206 000 enfants en Bulgarie figurent sur le registre de la population mais ne vont pas à l’école. Ce chiffre est considérable et risque de déclencher beaucoup de problèmes socio-économiques, note dans une analyse, toujours pour 24 tchassa, l’économiste Gueorgui Anguelov. En 2016, le taux d’emploi chez les gens sans éducation était de 18,5% ; en comparaison, chez ceux qui ont fait des études universitaires, il est de 84%, souligne l’expert. Si aucune réponse n’est apportée, cette tendance risque de créer des troubles structuraux pour le business.
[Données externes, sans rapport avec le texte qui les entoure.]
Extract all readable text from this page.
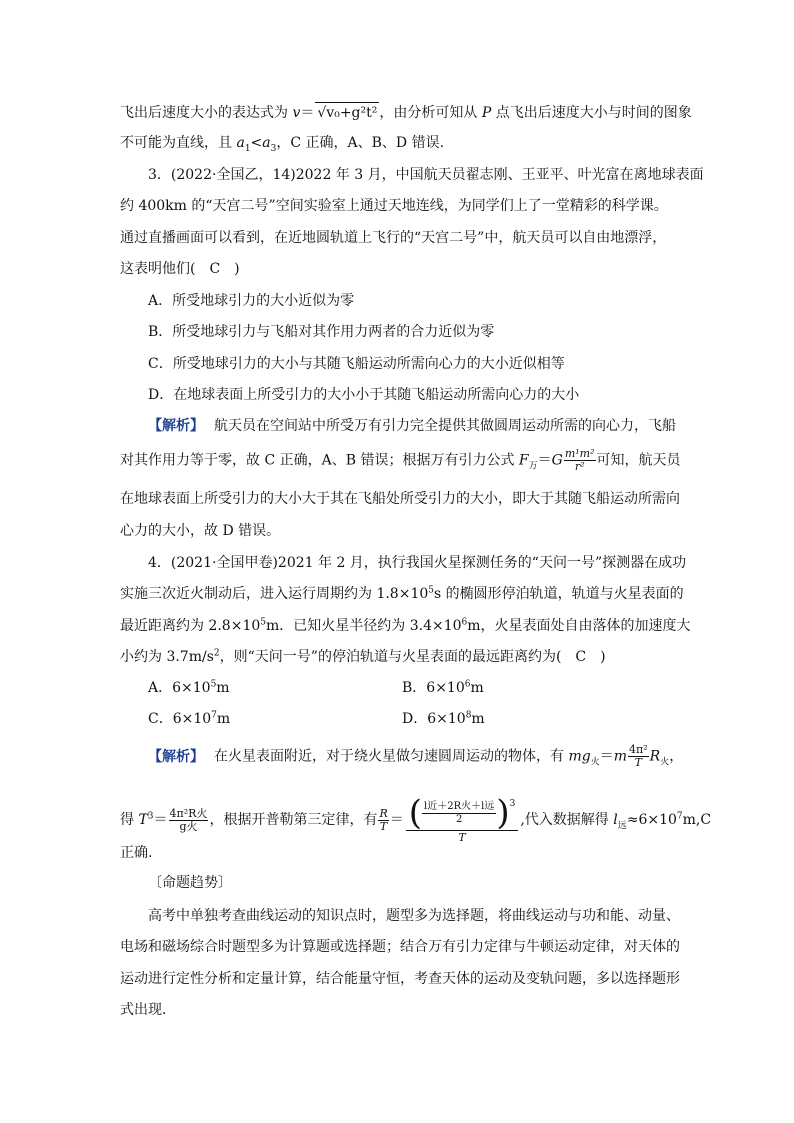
飞出后速度大小的表达式为 v＝ √v₀+g²t² ，由分析可知从 P 点飞出后速度大小与时间的图象
不可能为直线，且 $a_1<a_3$，C 正确，A、B、D 错误.
3．(2022·全国乙，14)2022 年 3 月，中国航天员翟志刚、王亚平、叶光富在离地球表面
约 400km 的“天宫二号”空间实验室上通过天地连线，为同学们上了一堂精彩的科学课。
通过直播画面可以看到，在近地圆轨道上飞行的“天宫二号”中，航天员可以自由地漂浮，
这表明他们(　C　)
A．所受地球引力的大小近似为零
B．所受地球引力与飞船对其作用力两者的合力近似为零
C．所受地球引力的大小与其随飞船运动所需向心力的大小近似相等
D．在地球表面上所受引力的大小小于其随飞船运动所需向心力的大小
【解析】 航天员在空间站中所受万有引力完全提供其做圆周运动所需的向心力，飞船
对其作用力等于零，故 C 正确，A、B 错误；根据万有引力公式 $F_万=G \frac{\text{m¹m²}}{\text{r²}}$ 可知，航天员
在地球表面上所受引力的大小大于其在飞船处所受引力的大小，即大于其随飞船运动所需向
心力的大小，故 D 错误。
4．(2021·全国甲卷)2021 年 2 月，执行我国火星探测任务的“天问一号”探测器在成功
实施三次近火制动后，进入运行周期约为 $1.8\times 10^5s$ 的椭圆形停泊轨道，轨道与火星表面的
最近距离约为 $2.8\times 10^5m$．已知火星半径约为 $3.4\times 10^6m$，火星表面处自由落体的加速度大
小约为 $3.7m/s^2$，则“天问一号”的停泊轨道与火星表面的最远距离约为(　C　)
A．$6\times 10^5m$	B．$6\times 10^6m$
C．$6\times 10^7m$	D．$6\times 10^8m$
【解析】 在火星表面附近，对于绕火星做匀速圆周运动的物体，有 $mg_火=m \frac{\text{4π²}}{T} R_火$，
得 $T^3= \frac{\text{4π²R火}}{\text{g火}}$ ，根据开普勒第三定律，有 $\frac{R}{T}$ ＝ ( l近＋2R火＋l远
2 ) 3
T ,代入数据解得 $l_远\approx 6\times 10^7m,C$
正确.
〔命题趋势〕
高考中单独考查曲线运动的知识点时，题型多为选择题，将曲线运动与功和能、动量、
电场和磁场综合时题型多为计算题或选择题；结合万有引力定律与牛顿运动定律，对天体的
运动进行定性分析和定量计算，结合能量守恒，考查天体的运动及变轨问题，多以选择题形
式出现．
Actuellement presque tous les secteurs de l’économie souffrent du manque de main d’œuvre alors que, dans le même temps, un grand nombre de gens sont au chômage mais ne disposent pas d’un niveau d’éducation ou de qualifications leur permettant de s’intégrer au marché de travail. Si le gouvernement ne parvient pas à trouver un moyen pour scolariser les dizaines de milliers d’enfants qui actuellement ne vont pas à l’école, les pertes économiques sont estimées à plusieurs milliards de leva, selon l’expert. M. Anguelov calcule que si l’Etat réussissait à scolariser tous les enfants, l’économie gagnerait 30 milliards de leva et le PIB serait plus élevé de 10%. (24 tchassa)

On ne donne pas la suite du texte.